RE: [EXT] Re: [RFC 00/12] ARM: MPAM: add support for priority partitioning control

From: Amit Singh Tomar
Date: Tue Aug 22 2023 - 08:44:41 EST


Hi Reinette,

Thanks for having a look!

-----Original Message-----
From: Reinette Chatre <reinette.chatre@xxxxxxxxx>
Sent: Friday, August 18, 2023 12:41 AM
To: Amit Singh Tomar <amitsinght@xxxxxxxxxxx>; linux-kernel@xxxxxxxxxxxxxxx; linux-arm-kernel@xxxxxxxxxxxxxxxxxxx
Cc: fenghua.yu@xxxxxxxxx; james.morse@xxxxxxx; George Cherian <gcherian@xxxxxxxxxxx>; robh@xxxxxxxxxx; peternewman@xxxxxxxxxx; Luck, Tony <tony.luck@xxxxxxxxx>
Subject: [EXT] Re: [RFC 00/12] ARM: MPAM: add support for priority partitioning control

External Email

----------------------------------------------------------------------
(+Tony)

Hi Amit,

On 8/15/2023 8:27 AM, Amit Singh Tomar wrote:
> Arm Memory System Resource Partitioning and Monitoring (MPAM) supports
> different controls that can be applied to different resources in the
> system For instance, an optional priority partitioning control where
> priority value is generated from one MSC, propagates over interconnect
> to other MSC (known as downstream priority), or can be applied within
> an MSC for internal operations.
>
> Marvell implementation of ARM MPAM supports priority partitioning
> control that allows LLC MSC to generate priority values that gets
> propagated (along with read/write request from upstream) to DDR Block.
> Within the DDR block the priority values is mapped to different traffic class under DDR QoS strategy.
> The link[1] gives some idea about DDR QoS strategy, and terms like
> LPR, VPR and HPR.
>
> Setup priority partitioning control under Resource control
> ----------------------------------------------------------
> At present, resource control (resctrl) provides basic interface to
> configure/set-up CAT (Cache Allocation Technology) and MBA (Memory Bandwidth Allocation) capabilities.
> ARM MPAM uses it to support controls like Cache portion partition
> (CPOR), and MPAM bandwidth partitioning.
>
> As an example, "schemata" file under resource control group contains
> information about cache portion bitmaps, and memory bandwidth
> allocation, and these are used to configure Cache portion partition (CPOR), and MPAM bandwidth partitioning controls.
>
> MB:0=0100
> L3:0=ffff
>
> But resctrl doesn't provide a way to set-up other control that ARM
> MPAM provides (For instance, Priority partitioning control as
> mentioned above). To support this, James has suggested to use already
> existing schemata to be compatible with portable software, and this is
> the main idea behind this RFC is to have some kind of discussion on how resctrl can be extended to support priority partitioning control.
>
> To support Priority partitioning control, "schemata" file is updated
> to accommodate priority field (upon priority partitioning capability
> detection), separated from CPBM using delimiter ",".
>
> L3:0=ffff,f where f indicates downstream priority max value.
>
> These dspri value gets programmed per partition, that can be used to
> override QoS value coming from upstream (CPU).
>
> RFC patch-set[2] is based on James Morse's MPAM snapshot[3] for 6.2,
> and ACPI table is based on DEN0065A_MPAM_ACPI_2.0.
>

There are some aspects of this that I think we should be cautious about. First, there may inevitably be more properties in the future that need to be associated with a resource allocation, these may indeed be different between architectures and individual platforms. Second, user space need a way to know which properties are supported and what valid parameters may be.
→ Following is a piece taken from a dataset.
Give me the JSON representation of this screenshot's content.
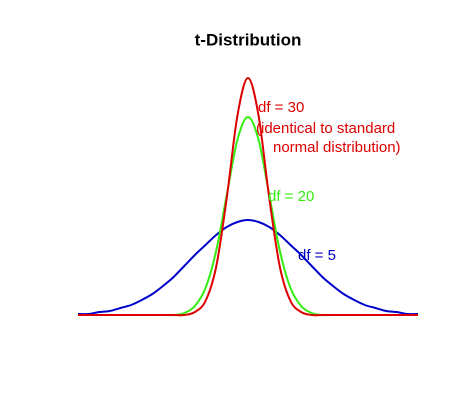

On a high level I thus understand the goal be to add support for assigning a property to a resource allocation with "Priority partitioning control" being the first property.

To that end, I have a few questions:
* How can this interface be expanded to support more properties with the
expectation that a system/architecture may not support all resctrl supported
properties?
[>>] All these new controls ("Priority partitioning is one of them) detected as resource capabilities (via Features Identification Register), and these control will not be probed, if system/architecture
doesn't support it. From resource control side, this means that users will never get to know about the controls from schemata file. For instance, the platform that supports Priority partitioning control
schemata file looks like:

# cat schemata
L3:1=ffff

As oppose to when system has Priority partitioning control
# cat schemata
L3:1=ffff,f


* Is it possible for support for properties to vary between, for example, different
MSCs in the system? From resctrl side it may mean that there would be a resource,
for example "L3", with multiple instances, for example, cache with id #0, cache
with id#1, etc. but the supported properties or valid values of properties
may vary between the instances?
[>>] This is really implementation dependent but we would expect, if multiple L3 instances
across multiple dies implements this control, it should be uniform across, but let's take a case
where L3 MSC instance on one socket has this control, and other L3 MSC instance on another
socket doesn't have this control. From resctrl perspective, one would see this control
only for L3 instance that has this control, and programmed only for that L3 instance.

L3:0=XXXX,X;L3:1=XXXX

And as per proposed format:

L3:0=XXXX,PPART=X, L3:1=XXXX

* How can user space know that a system supports "Priority partitioning control"?
User space needs to know when/if it can attempt to write a priority to the
schemata.
[>>] At the moment, we label only the resource class, and would like to propose we should
label newly added controls (under a resource class) as well so that user can easily identify
which control to program. For instance, the schemata file with this proposed changes
will look like this:

L3:0=XXXX,PPART=X

where PPART=Priority partitioning control, Similarly, if L3 resource class has one more capability, say cache capacity partitioning.

L3:0=XXXX,PPART=X,CCAP=X

Very first control always be CAT/CPOR (with no labels)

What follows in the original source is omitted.